Dale Johnson, the opera’s artistic director, has known Smith since they worked in New York. What distinguishes Smith’s success, he said, is an ability to create consensus.
“Every single board meeting was significant,” Johnson said. “You could see in everyone’s eyes, whether they disagreed or challenged him, you could see that the board trusted him. They gave him the benefit of the doubt.”
His opera experience explains how Smith was able to quickly rally the orchestra. He listened and he learned — primarily from opera board member Sandy Bemis, known as a wise counselor.
“Sandy functioned as a mentor to me,” Smith said. “There were a lot of emotions at the time and Sandy was able in this elegant way to articulate how we had a responsibility not to take the easy way out but to commit to excellence. He was thoughtful, respectful, and I have tried to behave that way in my career.”
Several people talk about Smith’s lack of ego. He agrees, to a point.
“I have as much ego as anyone else,” Smith says firmly. “But it’s in making everyone around me successful. It doesn’t have to be about me.”
Finding a model that works
It sounds like New Age rhetoric, but Smith truly has pushed authority down to the musicians.
Interestingly, in what might be called the Minnesota Model, the only other major U.S. orchestra with such a high degree of artist participation is the St. Paul Chamber Orchestra — itself recovering from a brutal lockout.
On a recent day, Smith buzzed from meeting to meeting as committees worked on the 2016-17 orchestra season.
“It’s exciting stuff; I love these meetings,” he said.
Filling a concert weekend in December 2016 was the biggest issue. Smith wanted to avoid the “Messiah,” but finding a replacement was tough.
Musicians and staff tossed suggestions around like baseball cards at a trading show. Could Dvorak 8 work, or Tchai 5? Do we do the Elgar? Beethoven 6 might look good there, or Mendelssohn 3. Move Brahms 4 into the summer?

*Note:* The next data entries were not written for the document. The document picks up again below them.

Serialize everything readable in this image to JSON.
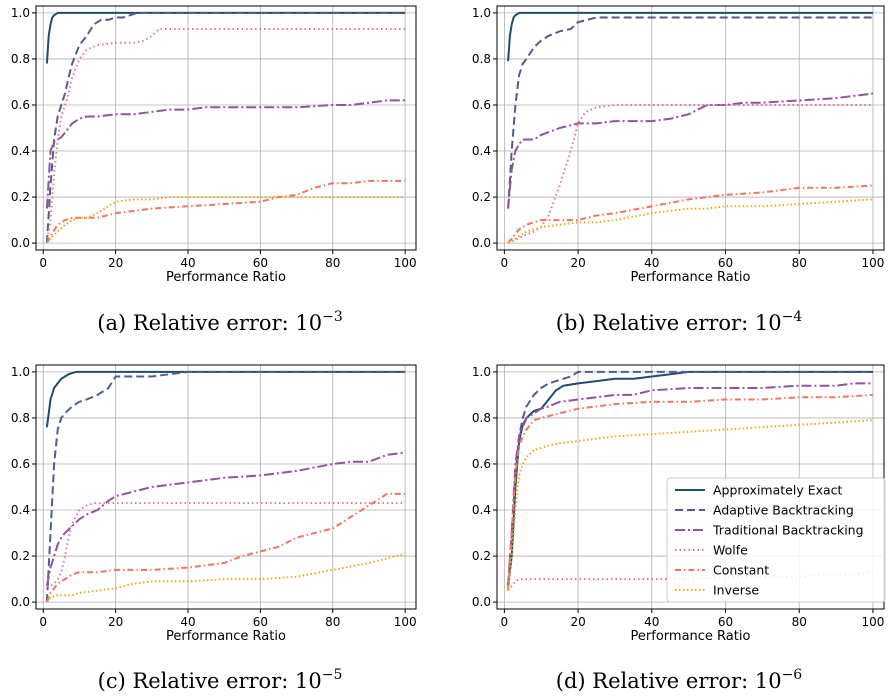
{
  "chart_data": [
    {
      "type": "line",
      "caption": {
        "prefix": "(a) Relative error: ",
        "base": "10",
        "exponent": "−3"
      },
      "xlabel": "Performance Ratio",
      "ylabel": "",
      "xlim": [
        -2,
        103
      ],
      "ylim": [
        -0.03,
        1.03
      ],
      "xticks": [
        "0",
        "20",
        "40",
        "60",
        "80",
        "100"
      ],
      "yticks": [
        "0.0",
        "0.2",
        "0.4",
        "0.6",
        "0.8",
        "1.0"
      ],
      "grid": true,
      "series": [
        {
          "name": "Approximately Exact",
          "x": [
            1,
            1.5,
            2,
            2.5,
            3,
            3.5,
            4,
            5,
            100
          ],
          "y": [
            0.78,
            0.9,
            0.95,
            0.98,
            0.99,
            0.995,
            1.0,
            1.0,
            1.0
          ]
        },
        {
          "name": "Adaptive Backtracking",
          "x": [
            1,
            2,
            3,
            4,
            5,
            6,
            7,
            8,
            10,
            12,
            14,
            16,
            18,
            20,
            22,
            24,
            26,
            100
          ],
          "y": [
            0.0,
            0.25,
            0.45,
            0.55,
            0.6,
            0.65,
            0.72,
            0.78,
            0.86,
            0.9,
            0.95,
            0.97,
            0.97,
            0.98,
            0.98,
            0.99,
            1.0,
            1.0
          ]
        },
        {
          "name": "Traditional Backtracking",
          "x": [
            1,
            2,
            3,
            4,
            5,
            6,
            8,
            10,
            12,
            15,
            20,
            25,
            30,
            35,
            40,
            45,
            50,
            60,
            70,
            80,
            85,
            90,
            95,
            100
          ],
          "y": [
            0.15,
            0.4,
            0.44,
            0.45,
            0.46,
            0.48,
            0.52,
            0.54,
            0.55,
            0.55,
            0.56,
            0.56,
            0.57,
            0.58,
            0.58,
            0.59,
            0.59,
            0.59,
            0.59,
            0.6,
            0.6,
            0.61,
            0.62,
            0.62
          ]
        },
        {
          "name": "Wolfe",
          "x": [
            1,
            2,
            3,
            4,
            5,
            6,
            7,
            8,
            10,
            12,
            15,
            20,
            25,
            28,
            30,
            32,
            35,
            100
          ],
          "y": [
            0.0,
            0.1,
            0.3,
            0.45,
            0.55,
            0.6,
            0.65,
            0.72,
            0.8,
            0.84,
            0.86,
            0.87,
            0.87,
            0.88,
            0.9,
            0.93,
            0.93,
            0.93
          ]
        },
        {
          "name": "Constant",
          "x": [
            1,
            2,
            4,
            6,
            8,
            10,
            15,
            20,
            25,
            30,
            40,
            50,
            60,
            65,
            70,
            75,
            80,
            85,
            90,
            95,
            100
          ],
          "y": [
            0.0,
            0.03,
            0.08,
            0.1,
            0.11,
            0.11,
            0.11,
            0.13,
            0.14,
            0.15,
            0.16,
            0.17,
            0.18,
            0.2,
            0.21,
            0.24,
            0.26,
            0.26,
            0.27,
            0.27,
            0.27
          ]
        },
        {
          "name": "Inverse",
          "x": [
            1,
            2,
            4,
            6,
            8,
            10,
            12,
            15,
            18,
            20,
            25,
            30,
            35,
            40,
            60,
            80,
            100
          ],
          "y": [
            0.0,
            0.02,
            0.05,
            0.08,
            0.1,
            0.11,
            0.11,
            0.13,
            0.16,
            0.18,
            0.19,
            0.19,
            0.2,
            0.2,
            0.2,
            0.2,
            0.2
          ]
        }
      ]
    },
    {
      "type": "line",
      "caption": {
        "prefix": "(b) Relative error: ",
        "base": "10",
        "exponent": "−4"
      },
      "xlabel": "Performance Ratio",
      "ylabel": "",
      "xlim": [
        -2,
        103
      ],
      "ylim": [
        -0.03,
        1.03
      ],
      "xticks": [
        "0",
        "20",
        "40",
        "60",
        "80",
        "100"
      ],
      "yticks": [
        "0.0",
        "0.2",
        "0.4",
        "0.6",
        "0.8",
        "1.0"
      ],
      "grid": true,
      "series": [
        {
          "name": "Approximately Exact",
          "x": [
            1,
            1.5,
            2,
            2.5,
            3,
            3.5,
            4,
            5,
            100
          ],
          "y": [
            0.79,
            0.9,
            0.95,
            0.98,
            0.99,
            0.995,
            1.0,
            1.0,
            1.0
          ]
        },
        {
          "name": "Adaptive Backtracking",
          "x": [
            1,
            2,
            3,
            4,
            5,
            6,
            8,
            10,
            12,
            15,
            18,
            20,
            25,
            100
          ],
          "y": [
            0.15,
            0.4,
            0.6,
            0.73,
            0.78,
            0.8,
            0.85,
            0.88,
            0.9,
            0.92,
            0.93,
            0.96,
            0.98,
            0.98
          ]
        },
        {
          "name": "Traditional Backtracking",
          "x": [
            1,
            2,
            3,
            4,
            5,
            8,
            10,
            15,
            20,
            25,
            30,
            40,
            45,
            50,
            55,
            60,
            65,
            70,
            80,
            90,
            95,
            100
          ],
          "y": [
            0.15,
            0.32,
            0.4,
            0.43,
            0.45,
            0.45,
            0.47,
            0.5,
            0.52,
            0.52,
            0.53,
            0.53,
            0.54,
            0.56,
            0.6,
            0.6,
            0.61,
            0.61,
            0.62,
            0.63,
            0.64,
            0.65
          ]
        },
        {
          "name": "Wolfe",
          "x": [
            1,
            5,
            8,
            10,
            12,
            15,
            18,
            20,
            22,
            25,
            30,
            100
          ],
          "y": [
            0.0,
            0.03,
            0.05,
            0.07,
            0.12,
            0.25,
            0.4,
            0.52,
            0.57,
            0.59,
            0.6,
            0.6
          ]
        },
        {
          "name": "Constant",
          "x": [
            1,
            2,
            4,
            6,
            8,
            10,
            15,
            20,
            25,
            30,
            40,
            50,
            60,
            70,
            80,
            90,
            100
          ],
          "y": [
            0.0,
            0.02,
            0.06,
            0.08,
            0.09,
            0.1,
            0.1,
            0.1,
            0.12,
            0.13,
            0.16,
            0.19,
            0.21,
            0.22,
            0.24,
            0.24,
            0.25
          ]
        },
        {
          "name": "Inverse",
          "x": [
            1,
            2,
            4,
            6,
            8,
            10,
            15,
            20,
            25,
            30,
            40,
            45,
            50,
            55,
            60,
            70,
            80,
            90,
            100
          ],
          "y": [
            0.0,
            0.01,
            0.03,
            0.05,
            0.06,
            0.07,
            0.08,
            0.09,
            0.09,
            0.1,
            0.13,
            0.14,
            0.15,
            0.15,
            0.16,
            0.16,
            0.17,
            0.18,
            0.19
          ]
        }
      ]
    },
    {
      "type": "line",
      "caption": {
        "prefix": "(c) Relative error: ",
        "base": "10",
        "exponent": "−5"
      },
      "xlabel": "Performance Ratio",
      "ylabel": "",
      "xlim": [
        -2,
        103
      ],
      "ylim": [
        -0.03,
        1.03
      ],
      "xticks": [
        "0",
        "20",
        "40",
        "60",
        "80",
        "100"
      ],
      "yticks": [
        "0.0",
        "0.2",
        "0.4",
        "0.6",
        "0.8",
        "1.0"
      ],
      "grid": true,
      "series": [
        {
          "name": "Approximately Exact",
          "x": [
            1,
            2,
            3,
            4,
            5,
            6,
            7,
            8,
            9,
            10,
            100
          ],
          "y": [
            0.76,
            0.88,
            0.93,
            0.95,
            0.97,
            0.98,
            0.99,
            0.995,
            1.0,
            1.0,
            1.0
          ]
        },
        {
          "name": "Adaptive Backtracking",
          "x": [
            1,
            2,
            3,
            4,
            5,
            6,
            8,
            10,
            12,
            15,
            18,
            20,
            25,
            30,
            35,
            40,
            100
          ],
          "y": [
            0.0,
            0.3,
            0.6,
            0.75,
            0.8,
            0.82,
            0.85,
            0.87,
            0.88,
            0.9,
            0.93,
            0.98,
            0.98,
            0.98,
            0.99,
            1.0,
            1.0
          ]
        },
        {
          "name": "Traditional Backtracking",
          "x": [
            1,
            2,
            3,
            4,
            5,
            6,
            8,
            10,
            12,
            15,
            18,
            20,
            25,
            30,
            35,
            40,
            45,
            50,
            60,
            70,
            80,
            85,
            90,
            95,
            100
          ],
          "y": [
            0.07,
            0.15,
            0.2,
            0.25,
            0.28,
            0.3,
            0.33,
            0.36,
            0.38,
            0.4,
            0.44,
            0.46,
            0.48,
            0.5,
            0.51,
            0.52,
            0.53,
            0.54,
            0.55,
            0.57,
            0.6,
            0.61,
            0.61,
            0.64,
            0.65
          ]
        },
        {
          "name": "Wolfe",
          "x": [
            1,
            2,
            3,
            4,
            5,
            6,
            7,
            8,
            10,
            12,
            14,
            100
          ],
          "y": [
            0.07,
            0.07,
            0.08,
            0.1,
            0.13,
            0.2,
            0.28,
            0.34,
            0.4,
            0.42,
            0.43,
            0.43
          ]
        },
        {
          "name": "Constant",
          "x": [
            1,
            2,
            4,
            6,
            8,
            10,
            15,
            20,
            30,
            40,
            50,
            55,
            60,
            65,
            70,
            75,
            80,
            85,
            90,
            95,
            100
          ],
          "y": [
            0.0,
            0.04,
            0.08,
            0.1,
            0.12,
            0.13,
            0.13,
            0.14,
            0.14,
            0.15,
            0.17,
            0.2,
            0.22,
            0.24,
            0.28,
            0.3,
            0.32,
            0.37,
            0.42,
            0.47,
            0.47
          ]
        },
        {
          "name": "Inverse",
          "x": [
            1,
            2,
            4,
            6,
            8,
            10,
            15,
            20,
            25,
            30,
            40,
            50,
            60,
            70,
            80,
            90,
            100
          ],
          "y": [
            0.0,
            0.02,
            0.03,
            0.03,
            0.03,
            0.04,
            0.05,
            0.06,
            0.08,
            0.09,
            0.09,
            0.1,
            0.1,
            0.11,
            0.14,
            0.17,
            0.21
          ]
        }
      ]
    },
    {
      "type": "line",
      "caption": {
        "prefix": "(d) Relative error: ",
        "base": "10",
        "exponent": "−6"
      },
      "xlabel": "Performance Ratio",
      "ylabel": "",
      "xlim": [
        -2,
        103
      ],
      "ylim": [
        -0.03,
        1.03
      ],
      "xticks": [
        "0",
        "20",
        "40",
        "60",
        "80",
        "100"
      ],
      "yticks": [
        "0.0",
        "0.2",
        "0.4",
        "0.6",
        "0.8",
        "1.0"
      ],
      "grid": true,
      "legend": {
        "position": "lower-right"
      },
      "series": [
        {
          "name": "Approximately Exact",
          "x": [
            1,
            2,
            3,
            4,
            5,
            6,
            8,
            10,
            12,
            14,
            16,
            20,
            25,
            30,
            35,
            40,
            45,
            50,
            100
          ],
          "y": [
            0.07,
            0.2,
            0.5,
            0.7,
            0.77,
            0.8,
            0.83,
            0.84,
            0.88,
            0.92,
            0.94,
            0.95,
            0.96,
            0.97,
            0.97,
            0.98,
            0.99,
            1.0,
            1.0
          ]
        },
        {
          "name": "Adaptive Backtracking",
          "x": [
            1,
            2,
            3,
            4,
            5,
            6,
            8,
            10,
            12,
            14,
            16,
            18,
            20,
            100
          ],
          "y": [
            0.07,
            0.3,
            0.55,
            0.72,
            0.8,
            0.85,
            0.9,
            0.93,
            0.95,
            0.96,
            0.97,
            0.98,
            1.0,
            1.0
          ]
        },
        {
          "name": "Traditional Backtracking",
          "x": [
            1,
            2,
            3,
            4,
            5,
            6,
            8,
            10,
            12,
            15,
            20,
            25,
            30,
            35,
            40,
            50,
            60,
            70,
            80,
            90,
            95,
            100
          ],
          "y": [
            0.07,
            0.3,
            0.6,
            0.72,
            0.76,
            0.8,
            0.82,
            0.84,
            0.85,
            0.87,
            0.88,
            0.89,
            0.9,
            0.9,
            0.92,
            0.93,
            0.93,
            0.93,
            0.94,
            0.94,
            0.95,
            0.95
          ]
        },
        {
          "name": "Wolfe",
          "x": [
            1,
            2,
            3,
            4,
            5,
            6,
            10,
            20,
            40,
            50,
            60,
            70,
            80,
            85,
            90,
            95,
            100
          ],
          "y": [
            0.05,
            0.07,
            0.09,
            0.1,
            0.1,
            0.1,
            0.1,
            0.1,
            0.1,
            0.1,
            0.11,
            0.11,
            0.11,
            0.12,
            0.12,
            0.12,
            0.13
          ]
        },
        {
          "name": "Constant",
          "x": [
            1,
            2,
            3,
            4,
            5,
            6,
            8,
            10,
            15,
            20,
            25,
            30,
            40,
            50,
            60,
            70,
            80,
            90,
            100
          ],
          "y": [
            0.05,
            0.3,
            0.55,
            0.68,
            0.72,
            0.75,
            0.79,
            0.8,
            0.82,
            0.84,
            0.85,
            0.86,
            0.87,
            0.87,
            0.88,
            0.88,
            0.89,
            0.89,
            0.9
          ]
        },
        {
          "name": "Inverse",
          "x": [
            1,
            2,
            3,
            4,
            5,
            6,
            8,
            10,
            12,
            15,
            20,
            25,
            30,
            40,
            50,
            60,
            70,
            80,
            90,
            100
          ],
          "y": [
            0.05,
            0.2,
            0.4,
            0.55,
            0.6,
            0.63,
            0.66,
            0.67,
            0.68,
            0.69,
            0.7,
            0.71,
            0.72,
            0.73,
            0.74,
            0.75,
            0.76,
            0.77,
            0.78,
            0.79
          ]
        }
      ]
    }
  ],
  "legend_labels": [
    "Approximately Exact",
    "Adaptive Backtracking",
    "Traditional Backtracking",
    "Wolfe",
    "Constant",
    "Inverse"
  ],
  "series_styles": [
    {
      "color": "#1d4e6b",
      "dash": "",
      "icon": "solid-line"
    },
    {
      "color": "#4e5f8a",
      "dash": "8,4",
      "icon": "dashed-line"
    },
    {
      "color": "#9451a0",
      "dash": "10,3,2,3",
      "icon": "dash-dot-line"
    },
    {
      "color": "#e9709a",
      "dash": "1.5,3",
      "icon": "dotted-line"
    },
    {
      "color": "#f3735f",
      "dash": "6,3,1.5,3",
      "icon": "dash-dot-line"
    },
    {
      "color": "#f4a60c",
      "dash": "1.5,2.5",
      "icon": "dotted-line"
    }
  ]
}
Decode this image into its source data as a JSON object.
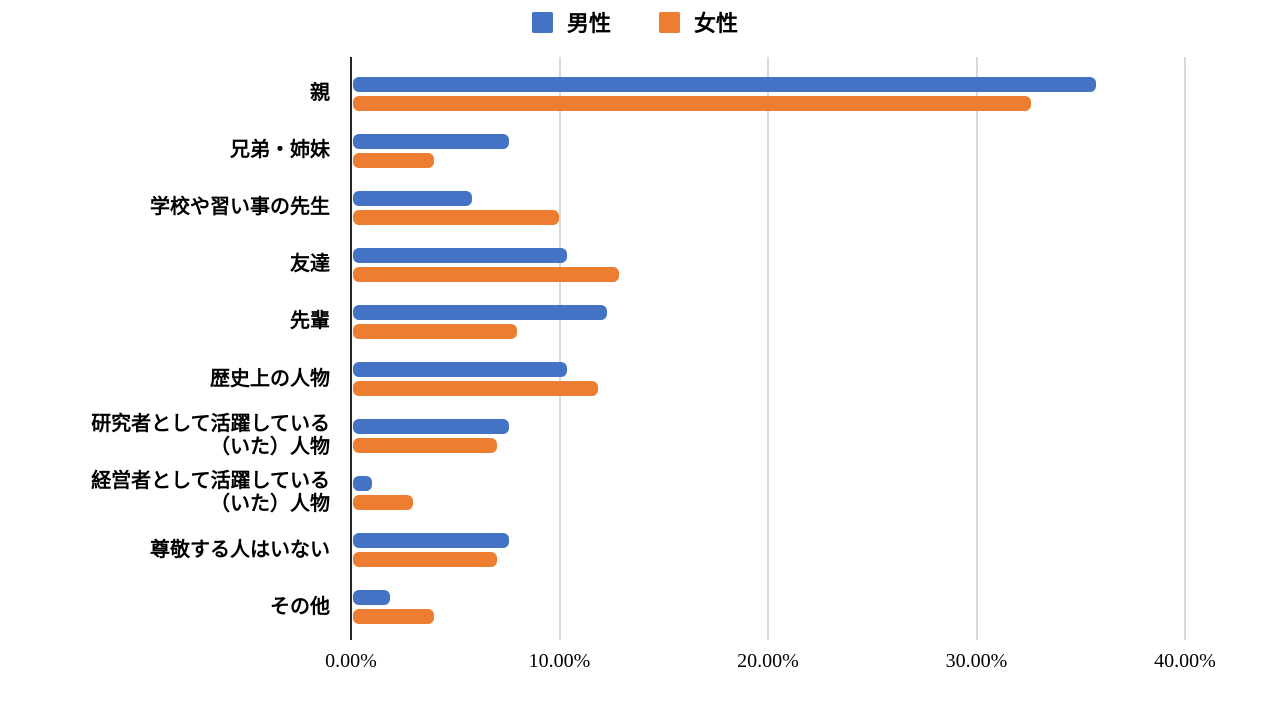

How about Haydn?
“Haydn is boring,” Smith said to friendly catcalls around the table.
“Kevin is the ideal person for the job right now,” said bassist Kate Nettleman, who was in the meeting. “I have sat in a room with him more than once when he’s said something difficult to hear, but done it in such an honest, direct way that the tension or guardedness around the subject deflates.”
Loosen up and have fun
Smith had spent a long day watching musicians in Detroit Lakes, working on his computer and making some calls. By evening he was ready to relax and listen to a jazz quintet of orchestra players. “There was something I wanted to say this morning,” he said. “I’ve told people we need to lighten up and try to have fun.”
Perhaps it is his Southern California roots or his career in the arts, but Smith is determined to breathe some fun into every corner of the orchestra.
Board member Karen Bachman, who has known him for 30 years, recalled an opera fundraiser at which Smith dressed as a Venetian gondolier in striped shirt and straw hat.
“We still call him Guido,” Bachman said. “There’s a lightness and absence of ego that allows him to be open to other points of view.”
Smith and his wife, Lynn, live in St. Paul’s Cathedral Hill neighborhood. Their two daughters are grown and have landed in successful situations in New York.
A weekend affords him the chance to hunker down and enjoy the Zen and instant gratification of mowing the lawn and trimming hedges. He’s a great cook, too, say friends who have dined at the Smith house.
“It’s the best place to go for a dinner party,” said Kathy Graves, a public relations consultant who worked with Smith at the opera. “His grilled halibut is so good.”
Both Smiths are fitness buffs. Lynn retired from her job as a Target executive and became a personal trainer at the Sweatshop, a fitness shop near their home. Before his meetings the other day, sitting in an office that even middle managers might consider modest, he said he had run that morning, but only a few miles — as if he had something to apologize for.
He needs to stay fit. Vänskä said Smith has promised to stay in the job as long as the music director is there — through 2019.
“Kevin is a new and fresh thing during my years here,” Vänskä said. “It has been a fairy tale.”